La negociación no se movió ni un milímetro. Y cuando eso ocurre en un conflicto laboral enquistado desde hace meses, lo siguiente suele ser inevitable. Los estibadores del puerto de Avilés iniciaron este martes la huelga indefinida anunciada después de que la reunión celebrada en el Servicio Asturiano de Solución Extrajudicial de Conflictos (Sasec) terminase sin acuerdo. “Ningún avance”, resumía el delegado sindical Manuel Pravia, que habla ya de una “situación caótica” en el puerto.
El encuentro, celebrado en Oviedo, debía servir para acercar posturas entre los trabajadores y las empresas del Centro Portuario de Empleo (CPE). No lo hizo. Y en ese vacío, el conflicto se endurece. Pravia señala directamente a una de las compañías implicadas, Algeposa, vinculada a tráficos de ArcelorMittal, a la que acusa de tener capacidad para desbloquear la situación. “Lo sabe perfectamente y está generando un conflicto social grande”, lamenta.
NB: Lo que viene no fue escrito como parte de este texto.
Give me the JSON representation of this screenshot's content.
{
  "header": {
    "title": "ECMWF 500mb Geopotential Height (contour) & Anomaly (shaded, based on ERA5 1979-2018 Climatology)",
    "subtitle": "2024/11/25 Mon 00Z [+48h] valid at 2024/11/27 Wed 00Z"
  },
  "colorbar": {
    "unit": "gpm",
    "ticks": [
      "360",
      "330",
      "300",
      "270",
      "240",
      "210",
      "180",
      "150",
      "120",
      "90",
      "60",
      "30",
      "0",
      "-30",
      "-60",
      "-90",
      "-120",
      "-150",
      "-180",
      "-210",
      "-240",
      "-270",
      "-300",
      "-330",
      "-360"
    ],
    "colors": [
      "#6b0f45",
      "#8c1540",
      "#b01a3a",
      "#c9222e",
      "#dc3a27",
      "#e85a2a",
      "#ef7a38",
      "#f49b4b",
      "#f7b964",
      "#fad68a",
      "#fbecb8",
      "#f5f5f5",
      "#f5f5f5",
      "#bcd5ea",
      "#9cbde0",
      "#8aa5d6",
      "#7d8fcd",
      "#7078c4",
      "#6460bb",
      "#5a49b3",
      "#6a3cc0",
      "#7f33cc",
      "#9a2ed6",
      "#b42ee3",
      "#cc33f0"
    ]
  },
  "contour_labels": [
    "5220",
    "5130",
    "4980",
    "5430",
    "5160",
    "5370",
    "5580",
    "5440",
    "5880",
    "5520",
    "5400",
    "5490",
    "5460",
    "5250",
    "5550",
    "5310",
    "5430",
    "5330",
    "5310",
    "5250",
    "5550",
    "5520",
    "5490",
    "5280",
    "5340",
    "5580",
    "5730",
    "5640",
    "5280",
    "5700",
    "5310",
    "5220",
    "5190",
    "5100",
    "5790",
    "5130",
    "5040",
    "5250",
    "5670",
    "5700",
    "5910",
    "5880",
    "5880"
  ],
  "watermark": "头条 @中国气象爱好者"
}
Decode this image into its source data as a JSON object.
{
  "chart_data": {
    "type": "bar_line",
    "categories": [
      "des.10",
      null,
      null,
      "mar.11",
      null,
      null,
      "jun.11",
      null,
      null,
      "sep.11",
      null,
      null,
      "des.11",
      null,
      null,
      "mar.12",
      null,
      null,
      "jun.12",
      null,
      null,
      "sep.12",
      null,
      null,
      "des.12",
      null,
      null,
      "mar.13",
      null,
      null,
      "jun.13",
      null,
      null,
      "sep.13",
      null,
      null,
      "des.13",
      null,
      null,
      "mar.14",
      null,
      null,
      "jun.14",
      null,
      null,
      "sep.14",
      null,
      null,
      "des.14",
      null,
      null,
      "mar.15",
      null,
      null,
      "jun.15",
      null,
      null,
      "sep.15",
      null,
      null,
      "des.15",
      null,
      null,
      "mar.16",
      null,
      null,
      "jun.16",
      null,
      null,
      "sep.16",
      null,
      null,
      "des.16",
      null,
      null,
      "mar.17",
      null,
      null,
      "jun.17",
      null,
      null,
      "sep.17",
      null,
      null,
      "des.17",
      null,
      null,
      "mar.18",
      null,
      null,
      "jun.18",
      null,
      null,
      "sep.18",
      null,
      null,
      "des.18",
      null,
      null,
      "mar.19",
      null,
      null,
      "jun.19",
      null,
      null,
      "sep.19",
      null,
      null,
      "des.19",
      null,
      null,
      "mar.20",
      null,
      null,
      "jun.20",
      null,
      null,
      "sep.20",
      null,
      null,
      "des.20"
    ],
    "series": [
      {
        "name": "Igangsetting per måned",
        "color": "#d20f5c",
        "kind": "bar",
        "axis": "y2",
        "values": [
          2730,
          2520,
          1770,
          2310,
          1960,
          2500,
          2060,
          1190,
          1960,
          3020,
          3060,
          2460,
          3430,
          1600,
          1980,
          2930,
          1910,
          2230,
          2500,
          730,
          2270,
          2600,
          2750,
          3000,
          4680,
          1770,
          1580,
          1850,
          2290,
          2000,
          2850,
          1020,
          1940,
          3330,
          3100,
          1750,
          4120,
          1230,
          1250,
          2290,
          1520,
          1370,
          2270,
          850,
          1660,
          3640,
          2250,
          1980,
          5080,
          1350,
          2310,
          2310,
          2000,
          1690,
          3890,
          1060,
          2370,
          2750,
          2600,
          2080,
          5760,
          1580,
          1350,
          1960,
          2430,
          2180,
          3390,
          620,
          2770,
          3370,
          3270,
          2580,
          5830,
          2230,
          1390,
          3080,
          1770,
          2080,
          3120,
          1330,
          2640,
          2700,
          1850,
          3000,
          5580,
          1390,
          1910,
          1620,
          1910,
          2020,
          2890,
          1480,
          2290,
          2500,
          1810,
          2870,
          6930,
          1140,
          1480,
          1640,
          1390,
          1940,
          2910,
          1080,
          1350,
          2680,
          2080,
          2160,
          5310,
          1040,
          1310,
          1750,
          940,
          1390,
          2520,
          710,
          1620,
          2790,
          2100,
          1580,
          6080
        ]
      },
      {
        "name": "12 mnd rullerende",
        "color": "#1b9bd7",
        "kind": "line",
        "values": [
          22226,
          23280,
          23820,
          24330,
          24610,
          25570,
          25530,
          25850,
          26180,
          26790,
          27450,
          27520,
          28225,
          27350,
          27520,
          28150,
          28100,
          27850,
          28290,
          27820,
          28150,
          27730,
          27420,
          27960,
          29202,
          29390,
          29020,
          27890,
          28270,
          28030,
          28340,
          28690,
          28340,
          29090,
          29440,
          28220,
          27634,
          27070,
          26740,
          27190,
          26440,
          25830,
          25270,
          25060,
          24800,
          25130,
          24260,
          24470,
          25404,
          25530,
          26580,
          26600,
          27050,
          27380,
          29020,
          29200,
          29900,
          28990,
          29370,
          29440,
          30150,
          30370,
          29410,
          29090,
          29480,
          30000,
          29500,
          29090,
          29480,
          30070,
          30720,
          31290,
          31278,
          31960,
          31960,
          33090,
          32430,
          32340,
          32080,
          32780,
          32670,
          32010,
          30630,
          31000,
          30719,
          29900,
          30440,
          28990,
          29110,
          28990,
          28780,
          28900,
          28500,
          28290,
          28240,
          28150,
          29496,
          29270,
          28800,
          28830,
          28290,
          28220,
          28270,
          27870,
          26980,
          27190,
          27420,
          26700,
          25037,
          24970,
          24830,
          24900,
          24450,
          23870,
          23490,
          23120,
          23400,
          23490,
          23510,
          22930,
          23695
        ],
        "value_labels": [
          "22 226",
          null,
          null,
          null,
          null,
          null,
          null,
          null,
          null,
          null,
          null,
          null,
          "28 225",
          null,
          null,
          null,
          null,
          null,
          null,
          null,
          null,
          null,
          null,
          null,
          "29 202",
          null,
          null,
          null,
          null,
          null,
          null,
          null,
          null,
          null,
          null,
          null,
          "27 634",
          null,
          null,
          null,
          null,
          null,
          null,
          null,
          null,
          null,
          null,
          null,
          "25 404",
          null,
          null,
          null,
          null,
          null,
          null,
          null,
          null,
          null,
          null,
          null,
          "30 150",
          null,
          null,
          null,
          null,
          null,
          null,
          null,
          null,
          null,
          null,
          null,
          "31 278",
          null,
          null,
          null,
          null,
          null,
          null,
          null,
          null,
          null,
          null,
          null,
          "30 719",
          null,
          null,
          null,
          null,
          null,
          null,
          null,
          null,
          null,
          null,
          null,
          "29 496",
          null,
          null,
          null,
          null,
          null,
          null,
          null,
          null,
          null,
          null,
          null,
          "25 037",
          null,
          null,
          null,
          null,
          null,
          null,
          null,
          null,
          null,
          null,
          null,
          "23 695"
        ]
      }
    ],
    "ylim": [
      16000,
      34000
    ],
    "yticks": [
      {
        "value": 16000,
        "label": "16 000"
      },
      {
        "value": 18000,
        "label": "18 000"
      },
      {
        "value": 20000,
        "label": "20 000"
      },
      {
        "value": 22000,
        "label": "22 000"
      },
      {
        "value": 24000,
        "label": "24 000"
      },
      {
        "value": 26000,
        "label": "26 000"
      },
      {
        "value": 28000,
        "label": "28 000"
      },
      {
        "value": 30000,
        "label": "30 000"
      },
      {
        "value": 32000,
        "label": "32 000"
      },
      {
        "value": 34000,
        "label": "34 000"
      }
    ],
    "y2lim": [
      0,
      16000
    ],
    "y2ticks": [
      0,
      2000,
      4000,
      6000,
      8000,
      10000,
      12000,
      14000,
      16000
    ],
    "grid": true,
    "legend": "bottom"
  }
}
De fondo, un proceso de subrogaciones tras la extinción del CPE que añade más incertidumbre. Por ahora, solo 13 de los 43 trabajadores se han inscrito en ese mecanismo, cuyo plazo se ha ampliado hasta el 27 de marzo. “No sabemos qué va a pasar, es un proceso ilegal”, insiste el representante sindical, en un clima de desconfianza creciente. Mientras tanto, el conflicto salta del ámbito laboral al político. Este miércoles arrancará una nueva fase de protestas, con cortes intermitentes de carreteras, concentraciones en el entorno de la Autoridad Portuaria y una huelga que ya es indefinida. Al mismo tiempo, la Junta General debatirá una moción para instar al Principado a intervenir. La sensación, a pie de puerto, es que el margen de maniobra se estrecha. Y que nadie quiere dar el primer paso.